La journée portera notamment sur ce que peuvent apporter les méthodes d'apprentissage à la vision 3D, et réciproquement, sur comment introduire des aspects de géométrie 3D dans des techniques d'apprentissage. Par exemple, nous chercherons à répondre aux questions suivantes : Pour quels aspects de la vision 3D les méthodes d'apprentissage sont-elles adaptées, et comment les appliquer ? Existe-t-il encore des applications pour lesquelles les méthodes purement géométriques restent plus adaptées et pourquoi ? Comment tenir compte de la dynamique de la scène ou de la déformation des objets dans les méthodes d'apprentissage profond ?
Cette journée aura lieu l'amphi Durand à Sorbonne Université (Jussieu) le 30 mai 2024 de 10h à 17h et inclura deux conférences invitées :
Nous lançons également un appel à contribution, notamment à destination des doctorant·e·s. Les personnes souhaitant présenter leurs travaux sont invitées à envoyer, par e-mail, leur proposition (titre et résumé d'une demi-page) aux personnes qui organisent la journée, par email (email : yvain.queau@ensicaen.fr ; sylvie.chambon@toulouse-inp.fr), avant le 26 avril. Suivant les propositions reçues, nous proposerons une présentation orale ou poster.
Les organisateurs,
Sylvie Chambon, IRIT, INP Toulouse
Yvain Queau, GREYC, CNRS
En l'absence temporaire de gestionnaire dédiée au GdR IASIS, nous sommes malheureusement dans l'impossibilité d'assurer la prise en charge de mission sur le budget du GdR.
9h30 - 9h45 : Accueil
9h45 - 10h45 : Keynote I
Céline Loscos (Huawei)
10h45 - 11h : Café
11h - 12h30 : Contributions I
Nabil Madali (INSA Rennes)
Guenole Fiche (Centrale Supelec)
Fabien Castan (Technicolor Creative Studios)
12h30 - 14h : Déjeuner
14h - 15h : Keynote II
Sylvain Lefebvre (INRIA)
15h - 16h : Contributions II
Benjamin Coupry (IRIT)
Hala Djeghim (Univ. Saclay, Huawei)
16h - 16h30 : Discussions GT Vision 3D
Céline Loscos (Huawei)
Bio:
Céline LOSCOS has a 20+-year experience of research in Computer Graphics, contributing to global illumination rendering solutions, crowd simulation AR/VR, 3D reconstruction, and HDR imaging. Since 2022, she has worked in the 3D graphics team of Huawei Nice Research Center where she explores solutions for next generation low power premium smartphones in order to extend playtime while targeting seamless gaming quality experience with high-end desktops, with a special focus on future real-time game rendering approaches.

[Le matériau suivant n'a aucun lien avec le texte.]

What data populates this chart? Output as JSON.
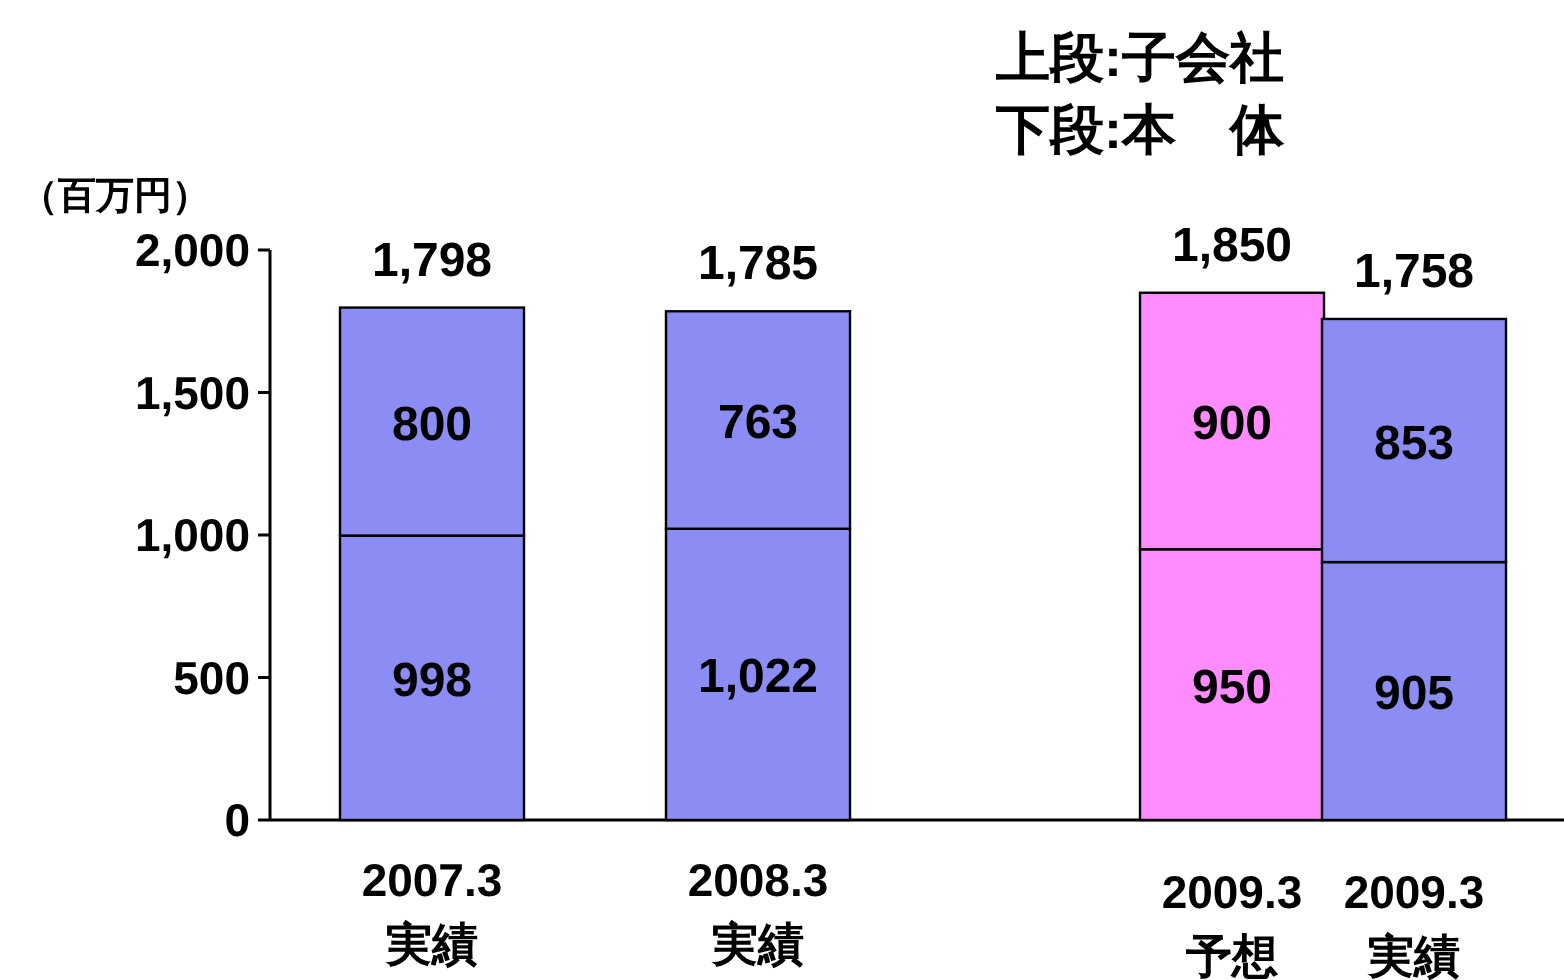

Huawei Technologies is a leading global information and communications technology (ICT) solutions provider. Huawei is involved in the development of the digital sector and supports research and development in Europe. Huawei Nice Research Center is located in the Sophia Antipolis Technology Park. Among other missions, the team in Huawei Nice Research Center innovates in the field of low power 3D graphics rendering systems for high-end smartphone gaming use cases.
Abstract:
A typical 3D mobile game uses different hardware components, like CPUs, GPUs and NPUs, while paying attention to memory bandwidth. The raise of machine learning and its use for reducing computation costs encourage a higher use of NPUs with a better distribution of computations between CPU/GPU/NPU.
Our goal is to provide an optimized system solution for high-visual quality with low compute energy cost and low latency. For a mobile manufacturer, system optimization requires considering together chip design and software.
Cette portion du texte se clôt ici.